ULTIMO AGGIORNAMENTO 11:44

Un progetto lungo, pieno di battute d’arresto, ma soprattutto economicamente dispendioso ha varato in questi giorni il traguardo tanto atteso: presto sulle tavole degli americani sarà possibile trovare il primo salmone geneticamente modificato. L’ok arriva dalla Food and drug administration (Fda) che, dopo anni di attente analisi è giunta alla conclusione che “in base ai test scientifici forniti, il salmone AquAdvantage soddisfa i requisiti normativi ed è adatto al consumo”.
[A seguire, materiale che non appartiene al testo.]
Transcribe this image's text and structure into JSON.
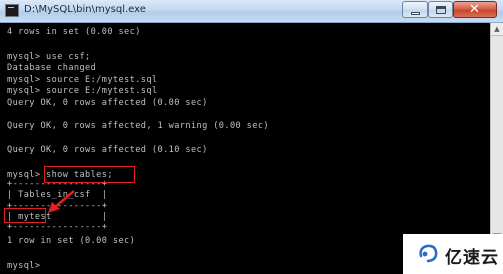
{
  "window": {
    "title": "D:\\MySQL\\bin\\mysql.exe"
  },
  "console": {
    "lines": [
      "4 rows in set (0.00 sec)",
      "",
      "mysql> use csf;",
      "Database changed",
      "mysql> source E:/mytest.sql",
      "mysql> source E:/mytest.sql",
      "Query OK, 0 rows affected (0.00 sec)",
      "",
      "Query OK, 0 rows affected, 1 warning (0.00 sec)",
      "",
      "Query OK, 0 rows affected (0.10 sec)",
      "",
      "mysql> show tables;",
      "+----------------+",
      "| Tables_in_csf  |",
      "+----------------+",
      "| mytest         |",
      "+----------------+",
      "1 row in set (0.00 sec)",
      "",
      "mysql>"
    ]
  },
  "watermark": {
    "text": "亿速云"
  },
  "colors": {
    "console_bg": "#000000",
    "console_text": "#c0c0c0",
    "highlight": "#e02020",
    "titlebar": "#c2d8f0"
  }
}
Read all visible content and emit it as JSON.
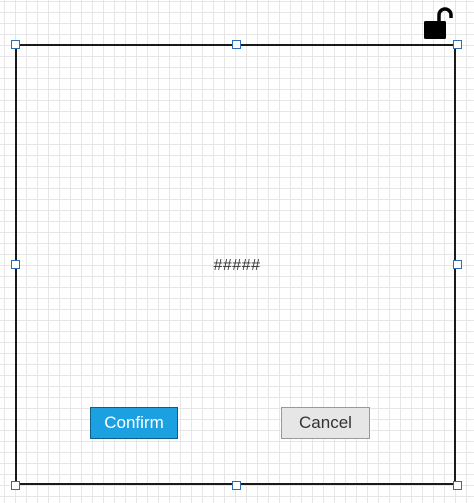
{
  "dialog": {
    "placeholder_text": "#####",
    "confirm_label": "Confirm",
    "cancel_label": "Cancel"
  },
  "icons": {
    "lock": "unlocked-padlock-icon"
  },
  "colors": {
    "confirm_bg": "#1ba1e2",
    "cancel_bg": "#e6e6e6",
    "handle_border": "#2a6fb5",
    "frame_border": "#1a1a1a"
  }
}
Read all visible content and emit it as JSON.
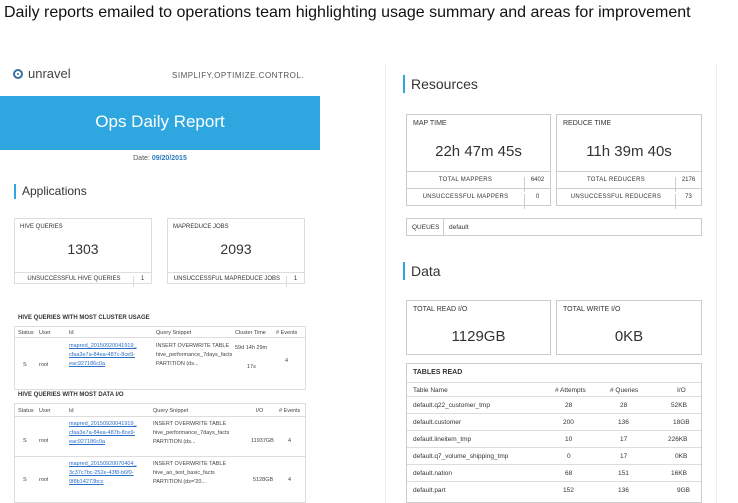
{
  "slide_title": "Daily reports emailed to operations team highlighting usage summary and areas for improvement",
  "left": {
    "logo_text": "unravel",
    "tagline": "SIMPLIFY.OPTIMIZE.CONTROL.",
    "banner_title": "Ops Daily Report",
    "date_label": "Date:",
    "date_value": "09/20/2015",
    "applications_title": "Applications",
    "hive_card": {
      "label": "HIVE QUERIES",
      "value": "1303",
      "row_label": "UNSUCCESSFUL HIVE QUERIES",
      "row_value": "1"
    },
    "mr_card": {
      "label": "MAPREDUCE JOBS",
      "value": "2093",
      "row_label": "UNSUCCESSFUL MAPREDUCE JOBS",
      "row_value": "1"
    },
    "usage_table": {
      "title": "HIVE QUERIES WITH MOST CLUSTER USAGE",
      "headers": [
        "Status",
        "User",
        "Id",
        "Query Snippet",
        "Cluster Time",
        "# Events"
      ],
      "rows": [
        {
          "status": "S",
          "user": "root",
          "id": [
            "mapred_20150920041919_",
            "cfaa3e7a-84ea-487c-8ce9-",
            "eac927186c0a"
          ],
          "snippet": [
            "INSERT OVERWRITE TABLE",
            "hive_performance_7days_facts",
            "PARTITION (ds..."
          ],
          "time": [
            "59d 14h 29m",
            "17s"
          ],
          "events": "4"
        }
      ]
    },
    "io_table": {
      "title": "HIVE QUERIES WITH MOST DATA I/O",
      "headers": [
        "Status",
        "User",
        "Id",
        "Query Snippet",
        "I/O",
        "# Events"
      ],
      "rows": [
        {
          "status": "S",
          "user": "root",
          "id": [
            "mapred_20150920041919_",
            "cfaa3e7a-84ea-487b-8ce9-",
            "eac927186c0a"
          ],
          "snippet": [
            "INSERT OVERWRITE TABLE",
            "hive_performance_7days_facts",
            "PARTITION (ds..."
          ],
          "io": "11937GB",
          "events": "4"
        },
        {
          "status": "S",
          "user": "root",
          "id": [
            "mapred_20150920070404_",
            "3c37c7bc-252e-43f8-b6f0-",
            "9f8b14273bcc"
          ],
          "snippet": [
            "INSERT OVERWRITE TABLE",
            "hive_ao_test_basic_facts",
            "PARTITION (ds='20..."
          ],
          "io": "5128GB",
          "events": "4"
        }
      ]
    }
  },
  "right": {
    "resources_title": "Resources",
    "map_card": {
      "label": "MAP TIME",
      "value": "22h 47m 45s",
      "rows": [
        {
          "label": "TOTAL MAPPERS",
          "value": "6402"
        },
        {
          "label": "UNSUCCESSFUL MAPPERS",
          "value": "0"
        }
      ]
    },
    "reduce_card": {
      "label": "REDUCE TIME",
      "value": "11h 39m 40s",
      "rows": [
        {
          "label": "TOTAL REDUCERS",
          "value": "2176"
        },
        {
          "label": "UNSUCCESSFUL REDUCERS",
          "value": "73"
        }
      ]
    },
    "queues_label": "QUEUES",
    "queues_value": "default",
    "data_title": "Data",
    "read_card": {
      "label": "TOTAL READ I/O",
      "value": "1129GB"
    },
    "write_card": {
      "label": "TOTAL WRITE I/O",
      "value": "0KB"
    },
    "tables_read": {
      "title": "TABLES READ",
      "headers": [
        "Table Name",
        "# Attempts",
        "# Queries",
        "I/O"
      ],
      "rows": [
        [
          "default.q22_customer_tmp",
          "28",
          "28",
          "52KB"
        ],
        [
          "default.customer",
          "200",
          "136",
          "18GB"
        ],
        [
          "default.lineitem_tmp",
          "10",
          "17",
          "226KB"
        ],
        [
          "default.q7_volume_shipping_tmp",
          "0",
          "17",
          "0KB"
        ],
        [
          "default.nation",
          "68",
          "151",
          "16KB"
        ],
        [
          "default.part",
          "152",
          "136",
          "9GB"
        ]
      ]
    }
  }
}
salmone_ogmNessun rischio quindi, almeno a detta della Fda, che ci tiene a precisare come il primo animale geneticamente modificato in commercio sia nutriente come quello naturale e non abbia alcuna differenza biologica significativa tra le sue qualità nutrizionali e quelle degli altri salmoni d’allevamento. Salvo il fatto di essere la summa di due differenti specie, e cioè del salmone Atlantico al quale è stato iniettato un gene del salmone Chinook del Pacifico per far si che cresca più velocemente del normale, raggiungendo ora le dimensioni di un adulto in appena 16/18 mesi sul 25/28 necessari per un esemplare “naturale”. Un bel guadagno forse, per un mercato che in America sfiora cifre da 1,5 miliardi di dollari l’anno. Gli ambientalisti e le categorie dei consumatori sono sul piede di guerra: “Frankenfhis” (come viene chiamato dagli scettici) non piace per niente, e poco importa se la sua progettazione sia partita nell’ormai lontano 1991. Poco importa se Aquabounty, l’azienda che ha acquistato i diritti per utilizzare una specifica tecnologia di manipolazione genetica da un gruppo di ricercatori dell’Università di Toronto, in Canada, abbia investito la roboante cifra di 67 milioni di dollari per questo progetto. Importa poco anche che gli esemplari di questi super pesci siano allevati in vasche a terra, senza possibilità di fuga nell’ambiente naturale circostante, né che siano tutte femmine sterilizzate, in modo da avere la certezza che non possano ricreare esemplari modificati geneticamente. Non importa che la legge consenta l’allevamento di questi animali solo in Canada e a Panama, fuori cioè dal territorio americano. Gli incubi di malattie, di scenari catastrofici, di rischi non considerati sono presenti al di la di ogni argomentazione. E quando si gioca a cambiare tanto profondamente le leggi della natura la scelta etica appare, talvolta, l’unica strada che possa fare la differenza.